**Before reading this blog**

https://codeforces.com/blog/entry/10355 — I hope you read this blog before reading this blog. Basically, the SGI STL implements the "rope" data structure, which is a tree-based data structure for doing operations in $$$O(\log N)$$$ time complexity. You can read ahead if you are already familiar with the data structure.

Before we start, Let me explain to you the context on how I thought about this "trick". The rope implementation in SGI STL (from which GNU G++ borrows many extensions) provides many operations given on strings. The most important out of them would arguably be `substr`

(Splitting a substring into another rope) and `+`

(Merging two ropes into one, effectively "concatenating" the strings). There are more functions too, **but there is no function to reverse a substring.**

Now back to my side of the context. I was thinking about a way to solve this problem.

Given a string and $$$Q$$$ queries of the following kind, output the resulting string after all $$$Q$$$ queries have finished.

`l r`

: reverse the substring in the interval $$$[l,r]$$$.

(This problem appeared on the Croatian Programming Contest 2010, you can try to solve it here.)

Now some of you might know a clear solution already — to use a splay tree. While other BBSTs can work with this type of queries, the splay tree would be one of the most well known ones. However, I do not know how to implement splay trees, but I do know that the rope exists. After a few hours of thinking, I came up with this solution.

Let us manage a rope $$$R$$$ with the given string $$$S$$$ and the reversed string $$$S'$$$ concatenated. If we denote the original length of the string as $$$N$$$, the new length of the string in the rope would be $$$2N$$$.

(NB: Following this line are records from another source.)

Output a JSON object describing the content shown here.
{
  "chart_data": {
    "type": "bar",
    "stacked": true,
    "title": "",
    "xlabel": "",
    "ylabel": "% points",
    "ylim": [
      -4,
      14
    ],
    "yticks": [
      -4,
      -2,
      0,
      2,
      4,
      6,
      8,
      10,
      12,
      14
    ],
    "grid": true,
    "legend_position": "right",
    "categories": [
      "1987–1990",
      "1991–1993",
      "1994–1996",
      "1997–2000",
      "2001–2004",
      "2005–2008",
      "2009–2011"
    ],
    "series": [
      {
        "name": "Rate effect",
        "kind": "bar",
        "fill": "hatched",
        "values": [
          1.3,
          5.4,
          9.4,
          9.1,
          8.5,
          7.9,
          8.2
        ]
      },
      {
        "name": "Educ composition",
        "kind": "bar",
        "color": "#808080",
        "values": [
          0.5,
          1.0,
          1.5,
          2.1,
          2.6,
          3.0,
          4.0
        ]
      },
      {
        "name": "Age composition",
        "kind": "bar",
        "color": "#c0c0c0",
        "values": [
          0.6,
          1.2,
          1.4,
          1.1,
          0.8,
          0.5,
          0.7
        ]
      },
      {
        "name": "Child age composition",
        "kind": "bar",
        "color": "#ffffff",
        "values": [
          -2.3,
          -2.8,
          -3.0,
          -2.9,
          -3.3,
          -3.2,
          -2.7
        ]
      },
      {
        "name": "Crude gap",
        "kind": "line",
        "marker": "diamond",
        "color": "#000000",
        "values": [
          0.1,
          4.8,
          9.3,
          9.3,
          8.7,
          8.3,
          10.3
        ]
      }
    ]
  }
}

For all closed intervals $$$[l,r]$$$ representing a substring $$$s$$$, given that $$$1 \leq l \leq r \leq N$$$, we can also find a interval $$$[l',r']$$$ representing the reversed substring $$$s'$$$ in the same rope. And as clearly you may see, this interval $$$[l',r']$$$ corresponds to $$$[2N+1-r,2N+1-l]$$$. Now we can split the rope into five intervals based on these intervals we have found.

These five intervals I am speaking of are the two intervals we have (one from the query, one mirrored from that) and the three other intervals making up the rope. So the whole rope, represented by the five intervals, would be $$$[1,l)+[l,r]+(r,2N+1-r)+[2N+1-r,2N+1-l]+(2N+1-l,2N]$$$. Now we can swap the interval from the query with the mirrored interval. This new rope would be represented as $$$[1,l)+[2N+1-r,2N+1-l]+(r,2N+1-r)+[l,r]+(2N+1-l,2N]$$$, and would contain the new string and its mirrored one, concatenated. The time complexity for doing this operation would be $$$O(\log N)$$$, the same with the rope's time complexity.

Now for the output, we can save the result in a string and discard the latter half, as we do not need the reversed string now. The problem is solved.

The implementation of this solution is very simple, we can already use the functions given by the rope implementation (stated as "the most important" ones above). In my opinion, it is much simpler and easier to understand than implementing a splay tree. Last but not least, it also supports other operations possible on a rope (you can just mirror it on the reversed half as well). Thank you for reading, and as always, suggestions and questions are welcome.

On a side note, I am not claiming that I am the one to first come up with this solution (even though I may be), I am just amused with that such a solution exists. Before you downvote the post, please tell me the reason in the comments.

I think the SGI rope's constant factor is too large to make this useful under most contexts.

https://cses.fi/paste/5f59f9d91a30b1823efeda/

Here's my CSES submission for Cut and Paste which times out with a rope. Your trick requires way more cuts. I don't think it'll ever fit in the Substring Reversals time limits. Granted CSES is extremely strict on time limits, but still.